The outside of the arena is a series of great arches and there are two enclosed arcades at different levels that run around the arena to facilitate egress.  Between the openings to the seats in these arcades are small rooms that were obviously vendor stalls.  Three typical Medieval towers are also part of the arena.  One is open to walk to the top, which, of course, I did.  The view was magnificent.  Beginning in Medieval times and extending into the 1800s, the arches were bricked up and the arena became a walled city of 200 small homes.

Above the arena near the Notre Dame Church and Arles’ highest natural elevation, is another Easel.  It’s supposed to give the visitor a view of the open country that inspired so many of Van Gogh’s painting.  But, the trees have grown up and the town has expanded and there isn’t much open space visible.

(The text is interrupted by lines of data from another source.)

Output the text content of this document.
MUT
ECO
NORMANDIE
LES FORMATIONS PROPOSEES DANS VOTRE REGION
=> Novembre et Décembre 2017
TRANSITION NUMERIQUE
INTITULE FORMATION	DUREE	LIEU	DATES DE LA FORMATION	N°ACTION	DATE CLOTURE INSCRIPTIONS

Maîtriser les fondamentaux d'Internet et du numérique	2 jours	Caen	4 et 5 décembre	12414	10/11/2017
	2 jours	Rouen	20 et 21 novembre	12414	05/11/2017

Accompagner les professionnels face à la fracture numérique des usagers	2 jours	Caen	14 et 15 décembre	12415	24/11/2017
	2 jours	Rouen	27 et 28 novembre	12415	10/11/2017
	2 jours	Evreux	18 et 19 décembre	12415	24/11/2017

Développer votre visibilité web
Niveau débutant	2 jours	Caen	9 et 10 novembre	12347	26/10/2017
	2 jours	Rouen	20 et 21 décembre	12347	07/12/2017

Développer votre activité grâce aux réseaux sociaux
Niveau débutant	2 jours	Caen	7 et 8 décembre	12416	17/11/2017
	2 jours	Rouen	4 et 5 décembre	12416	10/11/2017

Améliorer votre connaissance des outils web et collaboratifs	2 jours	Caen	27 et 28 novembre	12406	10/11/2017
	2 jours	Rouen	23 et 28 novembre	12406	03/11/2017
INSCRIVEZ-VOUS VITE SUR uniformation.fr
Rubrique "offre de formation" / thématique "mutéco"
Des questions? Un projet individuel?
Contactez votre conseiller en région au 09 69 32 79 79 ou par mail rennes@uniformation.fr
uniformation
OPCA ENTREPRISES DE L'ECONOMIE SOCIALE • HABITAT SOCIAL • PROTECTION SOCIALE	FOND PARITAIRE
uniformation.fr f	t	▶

Van Gogh was drawn to Arles in 1888 by the sunlight of Provence.  Though there are no Van Gogh museums in Arles, the Easel walks really brought his presence alive for us.  This seemed especially true at the building that was once the hospital where Van Gogh was taken after cutting off his ear.  Now called Espace Van Gogh, it is a square two story building with a large garden courtyard in the center.  While there, he painted the garden.  The tree has grown a bit in the last 128 years.

I think the reason we liked Arles better than Avignon had to do with more than that there were fewer tourists.  The old town of Avignon, enclosed in its wall as it was, sometimes had the feeling of an amusement park, albeit a medieval amusement park.  Arles was just Arles.  And that was good enough.